1. Par une décision n°371274 du 15 avril 2016, le Conseil d’Etat est venu clarifier les conditions d’indemnisation du préjudice du manque à gagner en cas de refus illégal d’un permis de construire.
2. Dans cette affaire, une société avait déposé une demande de permis de construire sur un terrain ayant fait l’objet d’un compromis de vente, afin d’y construire des logements collectifs.

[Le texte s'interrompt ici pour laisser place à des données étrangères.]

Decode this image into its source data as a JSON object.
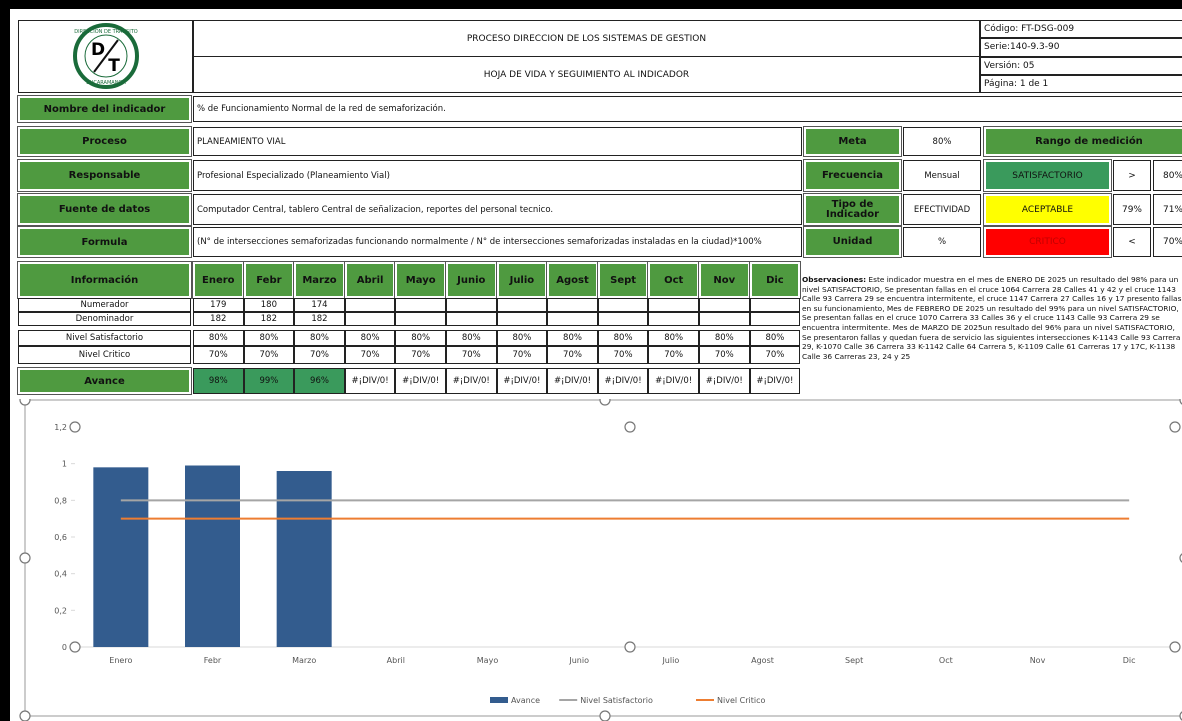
{
  "header": {
    "logo": {
      "top": "DIRECCION DE TRANSITO",
      "letters": [
        "D",
        "T"
      ],
      "bottom": "BUCARAMANGA"
    },
    "title": "PROCESO DIRECCION DE LOS SISTEMAS DE GESTION",
    "subtitle": "HOJA DE VIDA Y SEGUIMIENTO AL INDICADOR",
    "codes": [
      "Código: FT-DSG-009",
      "Serie:140-9.3-90",
      "Versión: 05",
      "Página: 1 de 1"
    ]
  },
  "indicator": [
    {
      "label": "Nombre del indicador",
      "value": "% de Funcionamiento Normal de la red de semaforización."
    },
    {
      "label": "Proceso",
      "value": "PLANEAMIENTO VIAL"
    },
    {
      "label": "Responsable",
      "value": "Profesional Especializado (Planeamiento Vial)"
    },
    {
      "label": "Fuente de datos",
      "value": "Computador Central, tablero Central de señalizacion, reportes del personal tecnico."
    },
    {
      "label": "Formula",
      "value": "(N° de intersecciones semaforizadas funcionando normalmente / N° de intersecciones semaforizadas instaladas en la ciudad)*100%"
    }
  ],
  "details": [
    {
      "label": "Meta",
      "value": "80%"
    },
    {
      "label": "Frecuencia",
      "value": "Mensual"
    },
    {
      "label": "Tipo de Indicador",
      "value": "EFECTIVIDAD"
    },
    {
      "label": "Unidad",
      "value": "%"
    }
  ],
  "range": {
    "title": "Rango de medición",
    "rows": [
      [
        "SATISFACTORIO",
        ">",
        "80%"
      ],
      [
        "ACEPTABLE",
        "79%",
        "71%"
      ],
      [
        "CRITICO",
        "<",
        "70%"
      ]
    ]
  },
  "table": {
    "header": [
      "Información",
      "Enero",
      "Febr",
      "Marzo",
      "Abril",
      "Mayo",
      "Junio",
      "Julio",
      "Agost",
      "Sept",
      "Oct",
      "Nov",
      "Dic"
    ],
    "rows": [
      {
        "label": "Numerador",
        "values": [
          "179",
          "180",
          "174"
        ]
      },
      {
        "label": "Denominador",
        "values": [
          "182",
          "182",
          "182"
        ]
      },
      {
        "label": "Nivel Satisfactorio",
        "values": [
          "80%",
          "80%",
          "80%",
          "80%",
          "80%",
          "80%",
          "80%",
          "80%",
          "80%",
          "80%",
          "80%",
          "80%"
        ]
      },
      {
        "label": "Nivel Critico",
        "values": [
          "70%",
          "70%",
          "70%",
          "70%",
          "70%",
          "70%",
          "70%",
          "70%",
          "70%",
          "70%",
          "70%",
          "70%"
        ]
      },
      {
        "label": "Avance",
        "values": [
          "98%",
          "99%",
          "96%",
          "#¡DIV/0!",
          "#¡DIV/0!",
          "#¡DIV/0!",
          "#¡DIV/0!",
          "#¡DIV/0!",
          "#¡DIV/0!",
          "#¡DIV/0!",
          "#¡DIV/0!",
          "#¡DIV/0!"
        ]
      }
    ]
  },
  "observations": {
    "label": "Observaciones:",
    "text": "Este indicador muestra en el mes de ENERO DE 2025 un resultado del 98% para un nivel SATISFACTORIO, Se presentan fallas en el cruce 1064 Carrera 28 Calles 41 y 42 y el cruce 1143 Calle 93 Carrera 29 se encuentra intermitente, el cruce 1147 Carrera 27 Calles 16 y 17 presento fallas en su funcionamiento, Mes de FEBRERO DE 2025 un resultado del 99% para un nivel SATISFACTORIO, Se presentan fallas en el cruce 1070 Carrera 33 Calles 36 y el cruce 1143 Calle 93 Carrera 29 se encuentra intermitente. Mes de MARZO DE 2025un resultado del 96% para un nivel SATISFACTORIO, Se presentaron fallas y quedan fuera de servicio las siguientes intersecciones K-1143 Calle 93 Carrera 29, K-1070 Calle 36 Carrera 33 K-1142 Calle 64 Carrera 5, K-1109 Calle 61 Carreras 17 y 17C, K-1138 Calle 36 Carreras 23, 24 y 25"
  },
  "chart_data": {
    "type": "bar",
    "categories": [
      "Enero",
      "Febr",
      "Marzo",
      "Abril",
      "Mayo",
      "Junio",
      "Julio",
      "Agost",
      "Sept",
      "Oct",
      "Nov",
      "Dic"
    ],
    "series": [
      {
        "name": "Avance",
        "type": "bar",
        "color": "#335c8e",
        "values": [
          0.98,
          0.99,
          0.96,
          null,
          null,
          null,
          null,
          null,
          null,
          null,
          null,
          null
        ]
      },
      {
        "name": "Nivel Satisfactorio",
        "type": "line",
        "color": "#a5a5a5",
        "values": [
          0.8,
          0.8,
          0.8,
          0.8,
          0.8,
          0.8,
          0.8,
          0.8,
          0.8,
          0.8,
          0.8,
          0.8
        ]
      },
      {
        "name": "Nivel Critico",
        "type": "line",
        "color": "#ed7d31",
        "values": [
          0.7,
          0.7,
          0.7,
          0.7,
          0.7,
          0.7,
          0.7,
          0.7,
          0.7,
          0.7,
          0.7,
          0.7
        ]
      }
    ],
    "ylim": [
      0,
      1.2
    ],
    "yticks": [
      0,
      {
        "value": 0.2,
        "label": "0,2"
      },
      {
        "value": 0.4,
        "label": "0,4"
      },
      {
        "value": 0.6,
        "label": "0,6"
      },
      {
        "value": 0.8,
        "label": "0,8"
      },
      1,
      {
        "value": 1.2,
        "label": "1,2"
      }
    ],
    "legend": "bottom"
  }
}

Ce compromis de vente prévoyait une condition suspensive subordonnant la réitération de la vente à l’obtention du permis.
Par un arrêté du 18 décembre 2007, le maire a refusé d’accorder le permis de construire, refus qui a cependant été annulé par le tribunal administratif en première instance par un jugement devenu définitif.
La société a alors recherché la responsabilité de la Commune aux fins d’obtenir réparation des frais d’architecte engagés, mais également du manque à gagner pour la non-réalisation de l’opération projetée, qu’elle a évalué à 180.000€ au titre du bénéfice qu’elle pouvait raisonnablement attendre de l’opération.
Dans un jugement du 10 juin 2011, le tribunal a rejeté la requête au motif que les préjudices subis seraient imputables à une faute de la société n’ayant pas renoncé à la condition suspensive relative à l’obtention d’un permis de construire.
La société a interjeté appel de la décision.
Par un arrêt du 14 juin 2013, la Cour administrative d’appel de Nantes a annulé le jugement, en considérant :
– qu’il existait un lien de causalité direct entre l’illégalité du refus, et les préjudices résultant de l’impossibilité de mettre en œuvre le projet immobilier,
– que les préjudices ne pouvaient être regardés comme imputables à une faute commise par la société du fait qu’elle n’avait pas renoncé à la condition suspensive d’obtention du permis de construire.
3. Saisi d’un pourvoi en cassation de la commune, le Conseil d’Etat a censuré l’arrêt de la Cour administrative d’appel, en tant qu’il avait statué sur le préjudice indemnisable au titre du manque à gagner.
Il a en effet considéré que le juge d’appel ne pouvait se borner, pour admettre le préjudice tiré du manque à gagner, à se fonder sur un rapport d’expertise qui avait évalué son montant sur la base d’une opération similaire réalisée dans les communes voisines, « sans rechercher si les circonstances particulières de l’espèce permettaient de faire regarder ce préjudice comme ayant un caractère direct et certain ».
Le Conseil d’Etat a précisé à cette occasion les conditions permettant à opérateur immobilier d’être indemnisé du manque à gagner du fait d’un refus illégal de permis de construire, en considérant :
« que l’ouverture du droit à indemnisation est subordonnée au caractère direct et certain des préjudices invoqués ; que la perte de bénéfices ou le manque à gagner découlant de l’impossibilité de réaliser une opération immobilière en raison d’un refus illégal de permis de construire revêt un caractère éventuel et ne peut, dès lors, en principe, ouvrir droit à réparation ; qu’il en va toutefois autrement si le requérant justifie de circonstances particulières ».
Ainsi, si par principe une telle situation ne saurait ouvrir droit à indemnisation, le Conseil d’Etat admet l’existence de « circonstances particulières » tenant à ce que le requérant invoque des éléments concrets pour démontrer le manque à gagner, tels que des engagements souscrits par les futurs acquéreurs, ou l’état avancé des négociations commerciales avec ces derniers.
L’arrêt de la cour administrative d’appel de Nantes du 14 juin 2013 est donc annulé en tant qu’il statue sur le préjudice indemnisable au titre du manque à gagner, et l’affaire est renvoyée devant cette même cour pour un nouveau jugement.
4. Par cette décision, le Conseil d’Etat a fixé les conditions de principe de l’indemnisation du manque à gagner.